The English text is an unofficial translation. In case of any discrepancies between the Swedish text and the English translation, the Swedish text shall prevail.
Today, on 12 June 2026, the annual general meeting in InCoax Networks AB was held. Below is a summary of the resolutions adopted. All resolutions were passed with the required majority.
Resolution on adoption of the accounts and appropriation of result
The annual general meeting resolved to adopt the income statement and balance sheet. The meeting also resolved to appropriate the company's result in accordance with the proposal of the board of directors in the annual report, meaning that no dividend will be paid for the financial year 2025 and that available funds shall be carried forward.
Discharge from liability for the members of the board of directors and the CEO
The annual general meeting resolved, in accordance with the auditor's recommendation, to grant discharge from liability to the members of the board of directors and the CEO for the financial year 2025.
Election and remuneration of board of directors and auditor
The meeting resolved to re-elect Peter Agardh, Anders Nilsson, Tobias Lennér, Filip Näsholm and Monika Gullin as ordinary members of the board of directors. Furthermore, Peter Agardh was re-elected as chairman of the board.
The meeting resolved to re-elect the registered audit firm Azets Revision & Rådgivning AB as auditor, and authorized public accountant Niklas Antonsson as auditor-in-charge.
The meeting resolved that board remuneration shall be SEK 200,000 to the chairman of the board (unchanged), and SEK 150,000 to each of the other board members (unchanged). No remuneration shall be paid for committee work.
Furthermore, it was resolved that the auditor's fee shall be paid in accordance with customary standards and approved invoice.
The meeting resolved on the following principles for the election of the Nomination Committee: The three largest shareholders according to Euroclear on 30 September 2026, together with the Chairman of the Board (unchanged) and that no remuneration shall be paid to the Nomination Committee (unchanged).

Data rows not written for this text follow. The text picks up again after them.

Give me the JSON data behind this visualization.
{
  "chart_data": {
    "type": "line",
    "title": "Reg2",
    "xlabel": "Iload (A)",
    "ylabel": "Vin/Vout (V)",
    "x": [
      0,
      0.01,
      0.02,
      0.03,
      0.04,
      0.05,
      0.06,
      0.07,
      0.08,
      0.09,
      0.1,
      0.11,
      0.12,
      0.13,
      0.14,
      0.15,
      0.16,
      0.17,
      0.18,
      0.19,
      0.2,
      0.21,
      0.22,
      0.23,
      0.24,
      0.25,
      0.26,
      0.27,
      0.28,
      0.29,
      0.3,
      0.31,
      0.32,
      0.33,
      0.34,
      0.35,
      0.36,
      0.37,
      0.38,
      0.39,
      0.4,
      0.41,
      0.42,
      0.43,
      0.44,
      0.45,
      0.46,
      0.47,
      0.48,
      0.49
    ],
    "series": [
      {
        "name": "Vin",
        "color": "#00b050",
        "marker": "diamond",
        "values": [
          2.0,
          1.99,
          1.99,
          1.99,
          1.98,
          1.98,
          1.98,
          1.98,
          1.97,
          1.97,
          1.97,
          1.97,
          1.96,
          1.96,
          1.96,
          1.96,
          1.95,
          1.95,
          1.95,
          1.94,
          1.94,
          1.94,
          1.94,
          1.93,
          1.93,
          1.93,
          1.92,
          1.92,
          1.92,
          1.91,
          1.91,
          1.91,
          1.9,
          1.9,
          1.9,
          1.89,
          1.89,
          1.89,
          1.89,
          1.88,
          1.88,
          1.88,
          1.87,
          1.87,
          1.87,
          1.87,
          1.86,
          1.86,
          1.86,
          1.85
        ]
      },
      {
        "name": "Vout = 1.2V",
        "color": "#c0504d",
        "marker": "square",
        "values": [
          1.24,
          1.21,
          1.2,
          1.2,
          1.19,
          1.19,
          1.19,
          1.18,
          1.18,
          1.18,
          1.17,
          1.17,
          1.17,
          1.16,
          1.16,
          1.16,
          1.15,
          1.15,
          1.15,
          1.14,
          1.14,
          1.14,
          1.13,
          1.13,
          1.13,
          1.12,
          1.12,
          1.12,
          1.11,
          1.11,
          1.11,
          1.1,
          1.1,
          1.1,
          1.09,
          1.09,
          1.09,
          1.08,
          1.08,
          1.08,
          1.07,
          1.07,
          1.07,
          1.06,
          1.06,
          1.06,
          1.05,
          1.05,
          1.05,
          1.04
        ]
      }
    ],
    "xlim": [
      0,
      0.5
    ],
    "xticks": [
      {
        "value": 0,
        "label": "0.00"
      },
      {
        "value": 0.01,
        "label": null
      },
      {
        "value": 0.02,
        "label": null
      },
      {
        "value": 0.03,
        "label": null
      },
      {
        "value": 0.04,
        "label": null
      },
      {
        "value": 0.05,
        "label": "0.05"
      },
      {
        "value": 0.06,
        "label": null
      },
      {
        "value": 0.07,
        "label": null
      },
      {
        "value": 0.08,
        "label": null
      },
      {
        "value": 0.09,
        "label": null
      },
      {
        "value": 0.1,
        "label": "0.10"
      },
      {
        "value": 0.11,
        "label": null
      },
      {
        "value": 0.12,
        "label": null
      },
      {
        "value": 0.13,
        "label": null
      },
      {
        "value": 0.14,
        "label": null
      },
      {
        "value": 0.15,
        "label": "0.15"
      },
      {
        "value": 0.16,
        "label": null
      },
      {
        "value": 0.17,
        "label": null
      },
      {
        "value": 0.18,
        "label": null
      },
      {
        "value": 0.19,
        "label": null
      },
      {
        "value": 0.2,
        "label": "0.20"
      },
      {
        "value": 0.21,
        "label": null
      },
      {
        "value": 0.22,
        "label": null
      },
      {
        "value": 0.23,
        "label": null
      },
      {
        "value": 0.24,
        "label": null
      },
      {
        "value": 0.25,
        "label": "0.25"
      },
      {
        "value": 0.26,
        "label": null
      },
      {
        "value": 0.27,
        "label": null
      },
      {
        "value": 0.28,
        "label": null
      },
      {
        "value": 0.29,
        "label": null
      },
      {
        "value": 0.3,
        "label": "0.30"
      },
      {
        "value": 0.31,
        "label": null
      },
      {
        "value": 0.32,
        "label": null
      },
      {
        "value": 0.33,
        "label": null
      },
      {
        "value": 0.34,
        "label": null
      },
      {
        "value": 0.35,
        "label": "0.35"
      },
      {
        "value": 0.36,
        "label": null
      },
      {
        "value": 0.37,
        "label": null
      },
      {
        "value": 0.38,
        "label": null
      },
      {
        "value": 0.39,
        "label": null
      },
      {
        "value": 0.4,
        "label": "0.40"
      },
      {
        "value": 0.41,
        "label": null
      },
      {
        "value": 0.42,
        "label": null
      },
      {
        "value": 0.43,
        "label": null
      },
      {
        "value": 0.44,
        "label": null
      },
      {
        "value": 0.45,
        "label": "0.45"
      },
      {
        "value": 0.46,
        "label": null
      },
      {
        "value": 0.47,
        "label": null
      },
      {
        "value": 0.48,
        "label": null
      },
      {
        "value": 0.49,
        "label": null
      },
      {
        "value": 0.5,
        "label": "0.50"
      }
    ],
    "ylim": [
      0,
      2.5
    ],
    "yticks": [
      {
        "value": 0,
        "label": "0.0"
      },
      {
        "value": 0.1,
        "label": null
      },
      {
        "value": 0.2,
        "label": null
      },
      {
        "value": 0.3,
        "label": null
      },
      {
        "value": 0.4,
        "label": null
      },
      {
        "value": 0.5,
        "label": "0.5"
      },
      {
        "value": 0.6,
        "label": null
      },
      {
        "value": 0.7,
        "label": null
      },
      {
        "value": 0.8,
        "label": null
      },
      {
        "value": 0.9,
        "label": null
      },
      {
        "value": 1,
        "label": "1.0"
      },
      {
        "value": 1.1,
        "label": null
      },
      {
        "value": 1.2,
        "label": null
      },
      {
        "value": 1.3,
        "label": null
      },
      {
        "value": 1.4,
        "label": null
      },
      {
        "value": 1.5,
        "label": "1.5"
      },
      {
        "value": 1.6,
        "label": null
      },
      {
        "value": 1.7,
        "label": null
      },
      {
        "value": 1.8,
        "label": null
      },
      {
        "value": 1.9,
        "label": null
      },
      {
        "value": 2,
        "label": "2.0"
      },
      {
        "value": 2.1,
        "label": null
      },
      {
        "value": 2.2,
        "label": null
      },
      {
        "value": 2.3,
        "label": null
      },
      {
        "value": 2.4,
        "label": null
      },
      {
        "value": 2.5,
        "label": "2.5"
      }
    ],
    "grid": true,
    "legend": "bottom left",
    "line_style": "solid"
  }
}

Resolution on authorization for issues
The meeting resolved to authorize the board of directors, until the next annual general meeting, on one or more occasions, with or without deviation from the shareholders' preferential rights and with or without provisions regarding contribution in kind, set-off or other conditions, to resolve on the issue of shares, convertibles and/or warrants. The reason for allowing deviation from the shareholders' preferential rights is to enable the company to raise working capital, carry out business or asset acquisitions, and to allow issues to industrial partners within the framework of collaborations and alliances. The total number of shares that may be issued (alternatively added through conversion of convertibles and/or exercise of warrants) under the authorization shall amount to a maximum of 56,257,472, corresponding to a dilution of approximately 30 percent based on the current number of shares. To the extent that new issues are made with deviation from the shareholders' preferential rights, such new issues shall be made on market terms.
Lund, June 12, 2026
The information was submitted for publication, through the agency of the contact persons set out below, at 11.00 CEST on June 12, 2026.
For additional information, please contact:
Jakob Tobieson, CEO, InCoax Networks AB
jakob.tobieson@incoax.com
+46 (0) 764 955 260
About InCoax Networks AB
InCoax Networks AB (publ) re-purposes existing property coaxial networks in fiber and fixed wireless access (FWA) extension deployments for Communication Service Providers (CSP) globally. The technology is a high-performance, future-proof, reliable and cost-effective complement, that reduces installation time and improves take-up rate, to boost digital inclusion and Internet access for all.